During mentorship meetings, the students write down their problems and express them to each other.

Their usual activities consist of writing exercises with daily reflections.

Gilliard says he often asks students to “free write” because it gives them the opportunity to be creative.

“A lot of these students have some talents that are untapped so I want to see what they can bring forth for themselves as well,” he said.

“Whenever we write, I ask them to present it to us as a group. That helps them build their public speaking skills as well,” Gilliard noted.

“I want to build them all around. I want to build them as men because they need to know how to communicate effectively,” he said.

Gilliard spends quality time with the students by watching movies with them after school and taking them out for pizza.

“We not only do academic work, but we also have fun,” he said.

Kaimoni Thomas, a 12-year-old sixth grader from Orangeburg, says Gilliard tutored him years before the mentorship program was started.

“From this program, I’ve learned that I can trust other people,” Thomas said. “I also learned that someone will always have your back.”

Thomas says he now trusts people more easily.

Jahlon Johnson, an 11-year-old sixth grader, said he was once a “bad bully,” but since the mentoring program, he realizes that is not the way to be.

Johnson recalls an interactive exercise that Gilliard did with each of the mentees titled, “What do I see in me?” The exercise required each of the students to look in a mirror and write down the great things they noticed about themselves.

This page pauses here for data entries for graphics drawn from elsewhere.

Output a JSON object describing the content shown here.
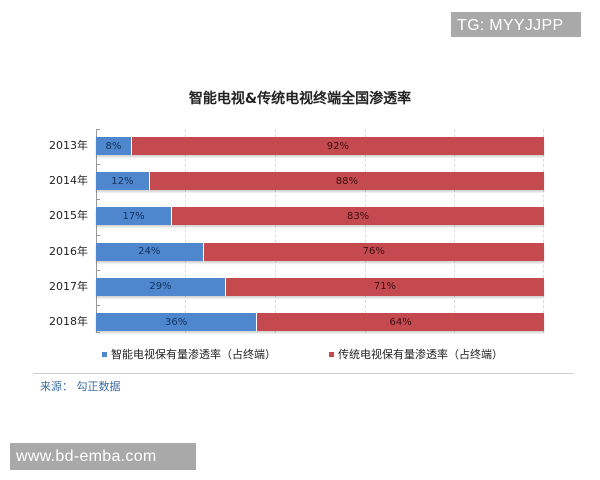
{
  "watermarks": {
    "top": "TG: MYYJJPP",
    "bottom": "www.bd-emba.com"
  },
  "colors": {
    "smart": "#4f87cf",
    "traditional": "#c44a50"
  },
  "source_label": "来源：  勾正数据",
  "chart_data": {
    "type": "bar",
    "orientation": "horizontal",
    "stacked": "100%",
    "title": "智能电视&传统电视终端全国渗透率",
    "categories": [
      "2013年",
      "2014年",
      "2015年",
      "2016年",
      "2017年",
      "2018年"
    ],
    "series": [
      {
        "name": "智能电视保有量渗透率（占终端）",
        "color": "#4f87cf",
        "values": [
          8,
          12,
          17,
          24,
          29,
          36
        ],
        "labels": [
          "8%",
          "12%",
          "17%",
          "24%",
          "29%",
          "36%"
        ]
      },
      {
        "name": "传统电视保有量渗透率（占终端）",
        "color": "#c44a50",
        "values": [
          92,
          88,
          83,
          76,
          71,
          64
        ],
        "labels": [
          "92%",
          "88%",
          "83%",
          "76%",
          "71%",
          "64%"
        ]
      }
    ],
    "xlabel": "",
    "ylabel": "",
    "xlim": [
      0,
      100
    ],
    "grid": true,
    "legend_position": "bottom",
    "source": "来源：  勾正数据"
  }
}
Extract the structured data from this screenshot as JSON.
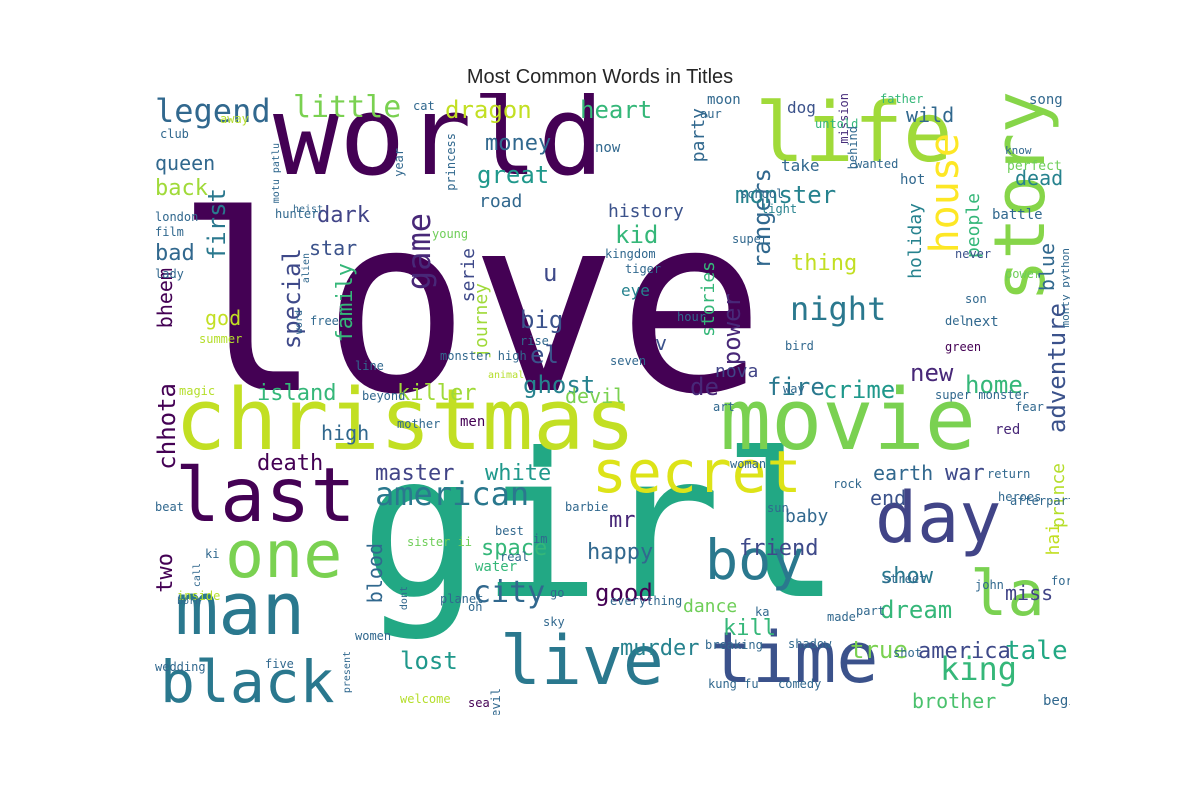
{
  "chart_data": {
    "type": "wordcloud",
    "title": "Most Common Words in Titles",
    "words": [
      {
        "text": "love",
        "color": "#440154"
      },
      {
        "text": "girl",
        "color": "#22a884"
      },
      {
        "text": "world",
        "color": "#440154"
      },
      {
        "text": "christmas",
        "color": "#c2df23"
      },
      {
        "text": "movie",
        "color": "#7ad151"
      },
      {
        "text": "life",
        "color": "#a0da39"
      },
      {
        "text": "story",
        "color": "#86d549"
      },
      {
        "text": "time",
        "color": "#3b528b"
      },
      {
        "text": "live",
        "color": "#2a788e"
      },
      {
        "text": "man",
        "color": "#2a788e"
      },
      {
        "text": "black",
        "color": "#2a788e"
      },
      {
        "text": "day",
        "color": "#414487"
      },
      {
        "text": "one",
        "color": "#7ad151"
      },
      {
        "text": "last",
        "color": "#440154"
      },
      {
        "text": "secret",
        "color": "#dde318"
      },
      {
        "text": "boy",
        "color": "#2a788e"
      },
      {
        "text": "house",
        "color": "#fde725"
      },
      {
        "text": "la",
        "color": "#7ad151"
      },
      {
        "text": "legend",
        "color": "#31688e"
      },
      {
        "text": "little",
        "color": "#7ad151"
      },
      {
        "text": "american",
        "color": "#2a788e"
      },
      {
        "text": "night",
        "color": "#2a788e"
      },
      {
        "text": "game",
        "color": "#482878"
      },
      {
        "text": "city",
        "color": "#31688e"
      },
      {
        "text": "king",
        "color": "#35b779"
      },
      {
        "text": "tale",
        "color": "#22a884"
      },
      {
        "text": "adventure",
        "color": "#3b528b"
      },
      {
        "text": "rangers",
        "color": "#31688e"
      },
      {
        "text": "power",
        "color": "#482878"
      },
      {
        "text": "dragon",
        "color": "#c2df23"
      },
      {
        "text": "heart",
        "color": "#35b779"
      },
      {
        "text": "money",
        "color": "#31688e"
      },
      {
        "text": "great",
        "color": "#1f988b"
      },
      {
        "text": "kid",
        "color": "#35b779"
      },
      {
        "text": "monster",
        "color": "#26828e"
      },
      {
        "text": "dark",
        "color": "#414487"
      },
      {
        "text": "star",
        "color": "#3b528b"
      },
      {
        "text": "first",
        "color": "#2a788e"
      },
      {
        "text": "special",
        "color": "#3e4989"
      },
      {
        "text": "family",
        "color": "#35b779"
      },
      {
        "text": "big",
        "color": "#3b528b"
      },
      {
        "text": "el",
        "color": "#3b528b"
      },
      {
        "text": "u",
        "color": "#3e4989"
      },
      {
        "text": "ghost",
        "color": "#26828e"
      },
      {
        "text": "de",
        "color": "#482878"
      },
      {
        "text": "fire",
        "color": "#2a788e"
      },
      {
        "text": "crime",
        "color": "#1f988b"
      },
      {
        "text": "home",
        "color": "#35b779"
      },
      {
        "text": "new",
        "color": "#482878"
      },
      {
        "text": "queen",
        "color": "#31688e"
      },
      {
        "text": "back",
        "color": "#a0da39"
      },
      {
        "text": "bad",
        "color": "#31688e"
      },
      {
        "text": "god",
        "color": "#c2df23"
      },
      {
        "text": "bheem",
        "color": "#440154"
      },
      {
        "text": "chhota",
        "color": "#440154"
      },
      {
        "text": "island",
        "color": "#35b779"
      },
      {
        "text": "killer",
        "color": "#a0da39"
      },
      {
        "text": "devil",
        "color": "#7ad151"
      },
      {
        "text": "high",
        "color": "#31688e"
      },
      {
        "text": "death",
        "color": "#440154"
      },
      {
        "text": "master",
        "color": "#414487"
      },
      {
        "text": "white",
        "color": "#1f988b"
      },
      {
        "text": "war",
        "color": "#3e4989"
      },
      {
        "text": "earth",
        "color": "#31688e"
      },
      {
        "text": "end",
        "color": "#3b528b"
      },
      {
        "text": "mr",
        "color": "#482878"
      },
      {
        "text": "space",
        "color": "#35b779"
      },
      {
        "text": "happy",
        "color": "#31688e"
      },
      {
        "text": "friend",
        "color": "#3e4989"
      },
      {
        "text": "good",
        "color": "#440154"
      },
      {
        "text": "show",
        "color": "#2a788e"
      },
      {
        "text": "dream",
        "color": "#35b779"
      },
      {
        "text": "miss",
        "color": "#414487"
      },
      {
        "text": "america",
        "color": "#3e4989"
      },
      {
        "text": "true",
        "color": "#7ad151"
      },
      {
        "text": "murder",
        "color": "#26828e"
      },
      {
        "text": "kill",
        "color": "#35b779"
      },
      {
        "text": "dance",
        "color": "#6ece58"
      },
      {
        "text": "lost",
        "color": "#1f988b"
      },
      {
        "text": "blood",
        "color": "#31688e"
      },
      {
        "text": "two",
        "color": "#440154"
      },
      {
        "text": "brother",
        "color": "#4ac16d"
      },
      {
        "text": "thing",
        "color": "#c2df23"
      },
      {
        "text": "wild",
        "color": "#31688e"
      },
      {
        "text": "dead",
        "color": "#26828e"
      },
      {
        "text": "people",
        "color": "#35b779"
      },
      {
        "text": "blue",
        "color": "#31688e"
      },
      {
        "text": "holiday",
        "color": "#26828e"
      },
      {
        "text": "stories",
        "color": "#35b779"
      },
      {
        "text": "journey",
        "color": "#a0da39"
      },
      {
        "text": "serie",
        "color": "#3e4989"
      },
      {
        "text": "party",
        "color": "#31688e"
      },
      {
        "text": "road",
        "color": "#31688e"
      },
      {
        "text": "history",
        "color": "#3b528b"
      },
      {
        "text": "nova",
        "color": "#414487"
      },
      {
        "text": "prince",
        "color": "#b5de2b"
      },
      {
        "text": "hai",
        "color": "#c2df23"
      },
      {
        "text": "baby",
        "color": "#31688e"
      },
      {
        "text": "v",
        "color": "#3b528b"
      },
      {
        "text": "eye",
        "color": "#26828e"
      },
      {
        "text": "next",
        "color": "#31688e"
      },
      {
        "text": "song",
        "color": "#31688e"
      },
      {
        "text": "dog",
        "color": "#3b528b"
      },
      {
        "text": "moon",
        "color": "#31688e"
      },
      {
        "text": "mission",
        "color": "#472d7b"
      },
      {
        "text": "father",
        "color": "#35b779"
      },
      {
        "text": "now",
        "color": "#31688e"
      },
      {
        "text": "take",
        "color": "#31688e"
      },
      {
        "text": "hot",
        "color": "#31688e"
      },
      {
        "text": "battle",
        "color": "#31688e"
      },
      {
        "text": "know",
        "color": "#31688e"
      },
      {
        "text": "perfect",
        "color": "#6ece58"
      },
      {
        "text": "school",
        "color": "#31688e"
      },
      {
        "text": "light",
        "color": "#26828e"
      },
      {
        "text": "never",
        "color": "#3b528b"
      },
      {
        "text": "power",
        "color": "#6ece58"
      },
      {
        "text": "monty python",
        "color": "#31688e"
      },
      {
        "text": "super",
        "color": "#31688e"
      },
      {
        "text": "tiger",
        "color": "#31688e"
      },
      {
        "text": "kingdom",
        "color": "#31688e"
      },
      {
        "text": "son",
        "color": "#31688e"
      },
      {
        "text": "green",
        "color": "#440154"
      },
      {
        "text": "del",
        "color": "#31688e"
      },
      {
        "text": "bird",
        "color": "#31688e"
      },
      {
        "text": "hour",
        "color": "#31688e"
      },
      {
        "text": "rise",
        "color": "#31688e"
      },
      {
        "text": "seven",
        "color": "#31688e"
      },
      {
        "text": "line",
        "color": "#31688e"
      },
      {
        "text": "animal",
        "color": "#b5de2b"
      },
      {
        "text": "men",
        "color": "#440154"
      },
      {
        "text": "way",
        "color": "#31688e"
      },
      {
        "text": "art",
        "color": "#31688e"
      },
      {
        "text": "super monster",
        "color": "#31688e"
      },
      {
        "text": "fear",
        "color": "#31688e"
      },
      {
        "text": "red",
        "color": "#482878"
      },
      {
        "text": "woman",
        "color": "#31688e"
      },
      {
        "text": "return",
        "color": "#31688e"
      },
      {
        "text": "rock",
        "color": "#31688e"
      },
      {
        "text": "heroes",
        "color": "#31688e"
      },
      {
        "text": "sun",
        "color": "#31688e"
      },
      {
        "text": "afterparty",
        "color": "#31688e"
      },
      {
        "text": "barbie",
        "color": "#31688e"
      },
      {
        "text": "best",
        "color": "#31688e"
      },
      {
        "text": "im",
        "color": "#31688e"
      },
      {
        "text": "sister ii",
        "color": "#6ece58"
      },
      {
        "text": "real",
        "color": "#31688e"
      },
      {
        "text": "water",
        "color": "#35b779"
      },
      {
        "text": "go",
        "color": "#31688e"
      },
      {
        "text": "planet",
        "color": "#31688e"
      },
      {
        "text": "everything",
        "color": "#31688e"
      },
      {
        "text": "sky",
        "color": "#31688e"
      },
      {
        "text": "oh",
        "color": "#31688e"
      },
      {
        "text": "ka",
        "color": "#31688e"
      },
      {
        "text": "shadow",
        "color": "#31688e"
      },
      {
        "text": "breaking",
        "color": "#31688e"
      },
      {
        "text": "kung fu",
        "color": "#31688e"
      },
      {
        "text": "comedy",
        "color": "#31688e"
      },
      {
        "text": "made",
        "color": "#31688e"
      },
      {
        "text": "part",
        "color": "#31688e"
      },
      {
        "text": "shot",
        "color": "#31688e"
      },
      {
        "text": "john",
        "color": "#31688e"
      },
      {
        "text": "street",
        "color": "#31688e"
      },
      {
        "text": "force",
        "color": "#31688e"
      },
      {
        "text": "beginning",
        "color": "#31688e"
      },
      {
        "text": "welcome",
        "color": "#b5de2b"
      },
      {
        "text": "sea",
        "color": "#440154"
      },
      {
        "text": "evil",
        "color": "#31688e"
      },
      {
        "text": "five",
        "color": "#31688e"
      },
      {
        "text": "present",
        "color": "#31688e"
      },
      {
        "text": "wedding",
        "color": "#31688e"
      },
      {
        "text": "women",
        "color": "#31688e"
      },
      {
        "text": "inside",
        "color": "#b5de2b"
      },
      {
        "text": "born",
        "color": "#31688e"
      },
      {
        "text": "call",
        "color": "#31688e"
      },
      {
        "text": "dont",
        "color": "#31688e"
      },
      {
        "text": "ki",
        "color": "#31688e"
      },
      {
        "text": "beat",
        "color": "#31688e"
      },
      {
        "text": "beyond",
        "color": "#31688e"
      },
      {
        "text": "mother",
        "color": "#31688e"
      },
      {
        "text": "magic",
        "color": "#b5de2b"
      },
      {
        "text": "summer",
        "color": "#b5de2b"
      },
      {
        "text": "monster high",
        "color": "#31688e"
      },
      {
        "text": "free",
        "color": "#31688e"
      },
      {
        "text": "word",
        "color": "#31688e"
      },
      {
        "text": "alien",
        "color": "#31688e"
      },
      {
        "text": "lady",
        "color": "#31688e"
      },
      {
        "text": "film",
        "color": "#31688e"
      },
      {
        "text": "london",
        "color": "#31688e"
      },
      {
        "text": "hunter",
        "color": "#31688e"
      },
      {
        "text": "heist",
        "color": "#31688e"
      },
      {
        "text": "motu patlu",
        "color": "#31688e"
      },
      {
        "text": "princess",
        "color": "#31688e"
      },
      {
        "text": "year",
        "color": "#31688e"
      },
      {
        "text": "young",
        "color": "#6ece58"
      },
      {
        "text": "club",
        "color": "#31688e"
      },
      {
        "text": "away",
        "color": "#b5de2b"
      },
      {
        "text": "cat",
        "color": "#31688e"
      },
      {
        "text": "aur",
        "color": "#31688e"
      },
      {
        "text": "untold",
        "color": "#35b779"
      },
      {
        "text": "behind",
        "color": "#31688e"
      },
      {
        "text": "wanted",
        "color": "#31688e"
      }
    ]
  }
}
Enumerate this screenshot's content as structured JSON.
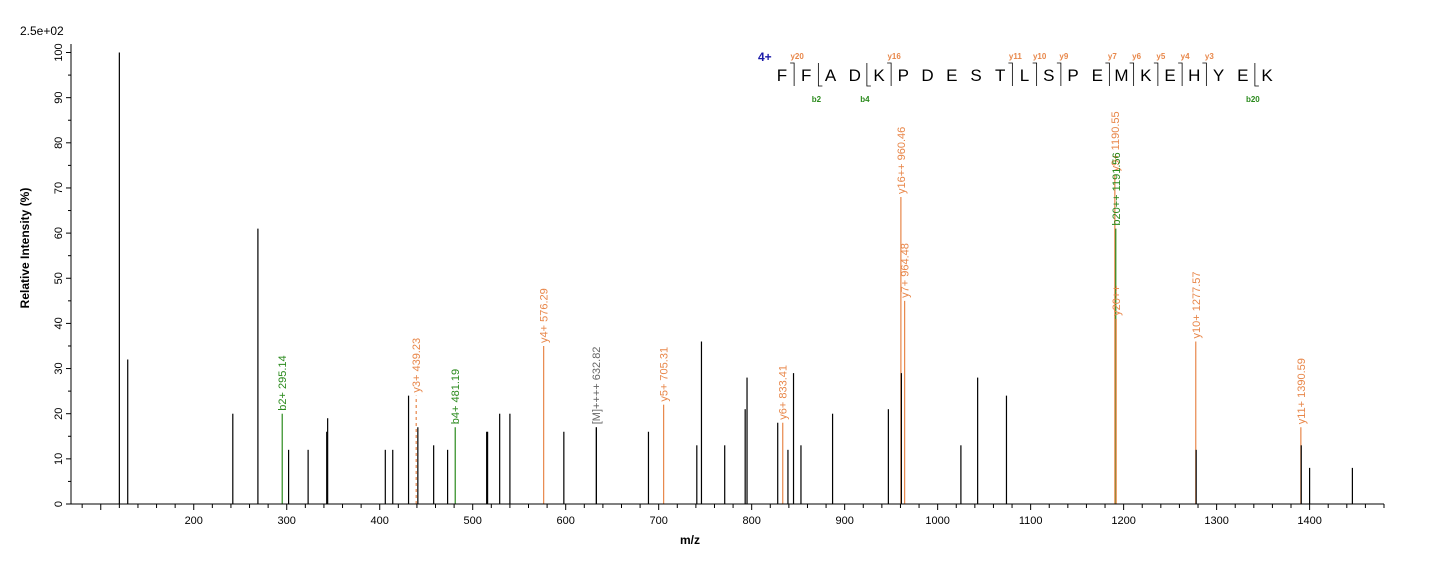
{
  "colors": {
    "b_ion": "#2a8a1c",
    "y_ion": "#e8874a",
    "precursor": "#666666",
    "other": "#000000",
    "charge": "#1a1aa8"
  },
  "chart_data": {
    "type": "bar",
    "scale_label": "2.5e+02",
    "xlabel": "m/z",
    "ylabel": "Relative  Intensity (%)",
    "xlim": [
      68,
      1480
    ],
    "ylim": [
      0,
      101
    ],
    "x_ticks": [
      200,
      300,
      400,
      500,
      600,
      700,
      800,
      900,
      1000,
      1100,
      1200,
      1300,
      1400
    ],
    "y_ticks": [
      0,
      10,
      20,
      30,
      40,
      50,
      60,
      70,
      80,
      90,
      100
    ],
    "peaks": [
      {
        "mz": 120,
        "intensity": 100,
        "type": "other"
      },
      {
        "mz": 129,
        "intensity": 32,
        "type": "other"
      },
      {
        "mz": 242,
        "intensity": 20,
        "type": "other"
      },
      {
        "mz": 269,
        "intensity": 61,
        "type": "other"
      },
      {
        "mz": 295.14,
        "intensity": 20,
        "type": "b",
        "label": "b2+ 295.14"
      },
      {
        "mz": 302,
        "intensity": 12,
        "type": "other"
      },
      {
        "mz": 323,
        "intensity": 12,
        "type": "other"
      },
      {
        "mz": 343,
        "intensity": 16,
        "type": "other"
      },
      {
        "mz": 344,
        "intensity": 19,
        "type": "other"
      },
      {
        "mz": 406,
        "intensity": 12,
        "type": "other"
      },
      {
        "mz": 414,
        "intensity": 12,
        "type": "other"
      },
      {
        "mz": 431,
        "intensity": 24,
        "type": "other"
      },
      {
        "mz": 439.23,
        "intensity": 24,
        "type": "y",
        "label": "y3+ 439.23",
        "dashed": true
      },
      {
        "mz": 441,
        "intensity": 17,
        "type": "other"
      },
      {
        "mz": 458,
        "intensity": 13,
        "type": "other"
      },
      {
        "mz": 473,
        "intensity": 12,
        "type": "other"
      },
      {
        "mz": 481.19,
        "intensity": 17,
        "type": "b",
        "label": "b4+ 481.19"
      },
      {
        "mz": 515,
        "intensity": 16,
        "type": "other"
      },
      {
        "mz": 516,
        "intensity": 16,
        "type": "other"
      },
      {
        "mz": 529,
        "intensity": 20,
        "type": "other"
      },
      {
        "mz": 540,
        "intensity": 20,
        "type": "other"
      },
      {
        "mz": 576.29,
        "intensity": 35,
        "type": "y",
        "label": "y4+ 576.29"
      },
      {
        "mz": 598,
        "intensity": 16,
        "type": "other"
      },
      {
        "mz": 632.82,
        "intensity": 17,
        "type": "precursor",
        "label": "[M]++++ 632.82"
      },
      {
        "mz": 633,
        "intensity": 17,
        "type": "other"
      },
      {
        "mz": 689,
        "intensity": 16,
        "type": "other"
      },
      {
        "mz": 705.31,
        "intensity": 22,
        "type": "y",
        "label": "y5+ 705.31"
      },
      {
        "mz": 741,
        "intensity": 13,
        "type": "other"
      },
      {
        "mz": 746,
        "intensity": 36,
        "type": "other"
      },
      {
        "mz": 771,
        "intensity": 13,
        "type": "other"
      },
      {
        "mz": 793,
        "intensity": 21,
        "type": "other"
      },
      {
        "mz": 795,
        "intensity": 28,
        "type": "other"
      },
      {
        "mz": 828,
        "intensity": 18,
        "type": "other"
      },
      {
        "mz": 833.41,
        "intensity": 18,
        "type": "y",
        "label": "y6+ 833.41"
      },
      {
        "mz": 839,
        "intensity": 12,
        "type": "other"
      },
      {
        "mz": 845,
        "intensity": 29,
        "type": "other"
      },
      {
        "mz": 853,
        "intensity": 13,
        "type": "other"
      },
      {
        "mz": 887,
        "intensity": 20,
        "type": "other"
      },
      {
        "mz": 947,
        "intensity": 21,
        "type": "other"
      },
      {
        "mz": 960.46,
        "intensity": 68,
        "type": "y",
        "label": "y16++ 960.46"
      },
      {
        "mz": 961,
        "intensity": 29,
        "type": "other"
      },
      {
        "mz": 964.48,
        "intensity": 45,
        "type": "y",
        "label": "y7+ 964.48"
      },
      {
        "mz": 1025,
        "intensity": 13,
        "type": "other"
      },
      {
        "mz": 1043,
        "intensity": 28,
        "type": "other"
      },
      {
        "mz": 1074,
        "intensity": 24,
        "type": "other"
      },
      {
        "mz": 1190.55,
        "intensity": 73,
        "type": "y",
        "label": "y9+ 1190.55"
      },
      {
        "mz": 1191.56,
        "intensity": 61,
        "type": "b",
        "label": "b20++ 1191.56"
      },
      {
        "mz": 1192,
        "intensity": 41,
        "type": "y",
        "label": "y20++"
      },
      {
        "mz": 1277.57,
        "intensity": 36,
        "type": "y",
        "label": "y10+ 1277.57"
      },
      {
        "mz": 1278,
        "intensity": 12,
        "type": "other"
      },
      {
        "mz": 1390.59,
        "intensity": 17,
        "type": "y",
        "label": "y11+ 1390.59"
      },
      {
        "mz": 1391,
        "intensity": 13,
        "type": "other"
      },
      {
        "mz": 1400,
        "intensity": 8,
        "type": "other"
      },
      {
        "mz": 1446,
        "intensity": 8,
        "type": "other"
      }
    ]
  },
  "sequence": {
    "charge": "4+",
    "letters": [
      "F",
      "F",
      "A",
      "D",
      "K",
      "P",
      "D",
      "E",
      "S",
      "T",
      "L",
      "S",
      "P",
      "E",
      "M",
      "K",
      "E",
      "H",
      "Y",
      "E",
      "K"
    ],
    "y_marks": [
      {
        "after": 1,
        "label": "y20"
      },
      {
        "after": 5,
        "label": "y16"
      },
      {
        "after": 10,
        "label": "y11"
      },
      {
        "after": 11,
        "label": "y10"
      },
      {
        "after": 12,
        "label": "y9"
      },
      {
        "after": 14,
        "label": "y7"
      },
      {
        "after": 15,
        "label": "y6"
      },
      {
        "after": 16,
        "label": "y5"
      },
      {
        "after": 17,
        "label": "y4"
      },
      {
        "after": 18,
        "label": "y3"
      }
    ],
    "b_marks": [
      {
        "after": 2,
        "label": "b2"
      },
      {
        "after": 4,
        "label": "b4"
      },
      {
        "after": 20,
        "label": "b20"
      }
    ]
  }
}
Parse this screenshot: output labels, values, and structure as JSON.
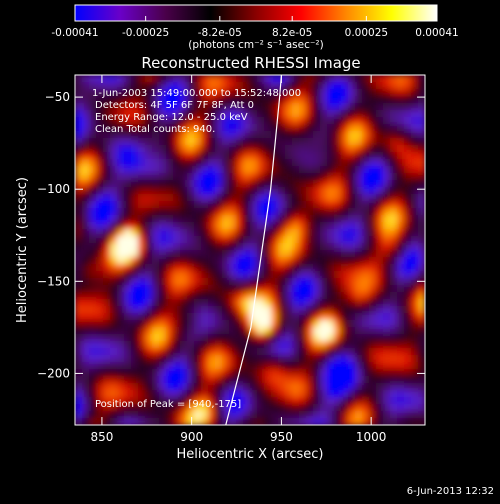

The young men say students their age face challenges such as bullying/cyber bullying and ridiculing.

Hilliard says he now knows that he should ignore negative things people have to say about him.

“You should never let them get you down,” he said.

One of his mentees has even come to him to let him know that he was about to get into a fight, Gilliard said.

“My student said, ‘I just need to talk to you. I need to come sit with you if you don’t mind.’” I said, ‘Sure. As long as your teacher says it’s okay, it’s fine with me.’”

The student got his teacher’s approval, calmed himself down and had a better day, Gilliard said.

He says all of his mentees are very good students.

“I see that they’re hard working. They don’t like to give up,” Gailliard said. “Whenever they need assistance, they’re not afraid to ask me for it. I see their self-esteem is getting stronger now since I’ve been working with them.”

His is daily mantra is to “always remain positive,” Gailliard said.

“I come in here and have a smile on my face. I’m ready to work and ready to mentor these students. I’m ready to give my best and my all to everyone when I arrive,” he said.

Upon graduating on May 7, Gilliard will accept a job offer teaching middle school math and then pursue a master’s degree in educational leadership.

He has received four job offers, but has not yet decided which job to take.

“I love teaching. I wanted to make an impact on someone’s life and I also want to be my own boss,” Galliard said.

He has his commercial driver’s license, and plans to start his own transportation business and to own a charter company.

With his graduation day rapidly approaching, he constantly lets the students know that no matter where he is, they’ll always be able to reach him, Gilliard said.

“It’s just not a mentorship thing for Howard,” he said. “it’s a mentorship for life.”